Counting the true costs of cyber-attacks on our systems.
Not a day goes by that the issue of cyber-attacks don’t arise in our daily life. Earlier this spring, political scientists in Israel published the first-ever experiments on the psychological effects of cyber-attacks, something that one of us ever consider the fall out on each and all of us.
The question posed was simple: do random acts of cyber terror increase feelings of anxiety, stress and panic in individuals?
Scientists at the University of Haifa, who conducted the study, found a rise in subjects’ levels of cortisol, the body’s stress hormone, when they experienced simulated cyber-attacks on computers and mobile phones.
“We definitely saw indications that cyber-crime results in feelings of insecurity, a rise in levels of threat perception and that, in turn, contributes to more militant political attitudes,” said one of the authors, Michael Gross.
While these experiments used a simulated cyber-attack on a few dozen subjects, the past year has seen three massive global cyber-attacks that crippled businesses of all shapes and sizes, infrastructure and public services including mission critical services such as doctors, hospitals and the NHS in the UK.
Each one was orchestrated, like an offline terror attack, to cause maximum disruption and panic rather than for financial gain. “Cyber-attacks are not benign. Even when no one suffers physical harm, the opportunity to cause anxiety and stress, instil fear and disrupt everyday life is immense,” the study reported.

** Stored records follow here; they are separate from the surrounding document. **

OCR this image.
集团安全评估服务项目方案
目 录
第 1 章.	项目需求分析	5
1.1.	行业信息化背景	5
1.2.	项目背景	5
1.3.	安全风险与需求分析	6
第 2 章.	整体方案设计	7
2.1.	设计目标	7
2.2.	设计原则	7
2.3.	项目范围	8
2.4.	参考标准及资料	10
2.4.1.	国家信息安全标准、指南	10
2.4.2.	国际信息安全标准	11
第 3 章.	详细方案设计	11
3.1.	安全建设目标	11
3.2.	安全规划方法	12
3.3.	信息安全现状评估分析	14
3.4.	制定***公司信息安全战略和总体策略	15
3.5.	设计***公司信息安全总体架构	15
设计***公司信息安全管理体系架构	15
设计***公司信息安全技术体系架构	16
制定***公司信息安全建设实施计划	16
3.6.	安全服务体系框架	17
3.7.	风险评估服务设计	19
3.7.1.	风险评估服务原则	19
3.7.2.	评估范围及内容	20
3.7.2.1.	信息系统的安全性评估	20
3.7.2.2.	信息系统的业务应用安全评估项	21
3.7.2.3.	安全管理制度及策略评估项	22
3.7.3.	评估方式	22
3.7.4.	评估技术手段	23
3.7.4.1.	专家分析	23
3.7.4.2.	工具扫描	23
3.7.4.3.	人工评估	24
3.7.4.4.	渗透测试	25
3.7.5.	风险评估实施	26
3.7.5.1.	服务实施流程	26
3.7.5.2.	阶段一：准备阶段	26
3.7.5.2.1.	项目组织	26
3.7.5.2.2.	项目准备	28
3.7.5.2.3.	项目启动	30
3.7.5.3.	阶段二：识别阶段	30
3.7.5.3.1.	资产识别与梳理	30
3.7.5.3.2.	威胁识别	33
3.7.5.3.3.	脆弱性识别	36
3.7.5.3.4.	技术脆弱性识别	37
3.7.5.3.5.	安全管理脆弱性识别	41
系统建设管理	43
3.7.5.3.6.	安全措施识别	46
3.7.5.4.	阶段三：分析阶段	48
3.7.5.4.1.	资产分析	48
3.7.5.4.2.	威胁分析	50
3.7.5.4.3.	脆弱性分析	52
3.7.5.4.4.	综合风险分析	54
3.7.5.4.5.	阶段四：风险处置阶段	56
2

In May, the WannaCry virus infected hospital systems, causing the UK’s NHS to cancel hospitalisations, operations and appointments. Last October’s Dyn attack brought down Netflix, Twitter, The New York Times and PayPal, among dozens of other internet services. One month later, the virus Bad Rabbitt attacked the PCs of readers to media based sites.
As Crisis Management consultants, we write about, and work directly with, companies and governments who struggle daily to cope with the fallout from a cyber-attack, but the longer-lasting impact on the human psyche has remained largely unexplored. Clearly, the anxiety prompted by cyber-attacks is different from that associated with “traditional” acts of terrorism that cause deaths and injury to civilians.
“Most forms of psychological suffering are not as intense, prolonged or irreversible as bodily injury or loss of life,” the Haifa researchers noted.
But they added: “Our analysis suggests that the psychological harm of cyber war can affect wellbeing nonetheless.”
Identity theft, online threats of personal harm and the disclosure of confidential data such as medical records can cause significant distress, impossible to fully quantify.
As cyber terrorists continue to up their game and become more sophisticated, attempts to disrupt infrastructure will, in future, lead to loss of life. For example, what happens if a cyber-attack coincides with a major incident such as a train being derailed?
So Government agencies have to learn fast.
Cyber-crime will soon become a physical threat to us. Critical infrastructure such as transport will become a risk to manipulation. Given the likelihood of further, more severe cyber-attacks, the question is how organisations and individuals can become resilient to the threat.
Gross contrasts it with real-life terrorism, where education and counselling are needed to aid recovery. “Perhaps governments provide digital safe rooms or back-up bandwidth in times of cyber crisis. Maybe even psychological interventions,” said John Roddy, a senior executive at Codec, an Irish IT company which is at the frontline of damage control, often helping clients after a cyber-crime.
He admitted that the corporate world was “in a state of urgency” when it came to dealing with the scale and virality of cyber-attacks. “The early 2000s was an era of mass cyber-crime, when viruses are released to disrupt with criminal intent. Today, with attacks like WannaCry and Bad Rabbitt we are entering the era of intelligence, moving from locks to surveillance to early detection.”
As professionals, we need to have faster and more efficient usage of smart strategies to help prevent cyber-attacks and minimise the impact they have on our work and our daily lives.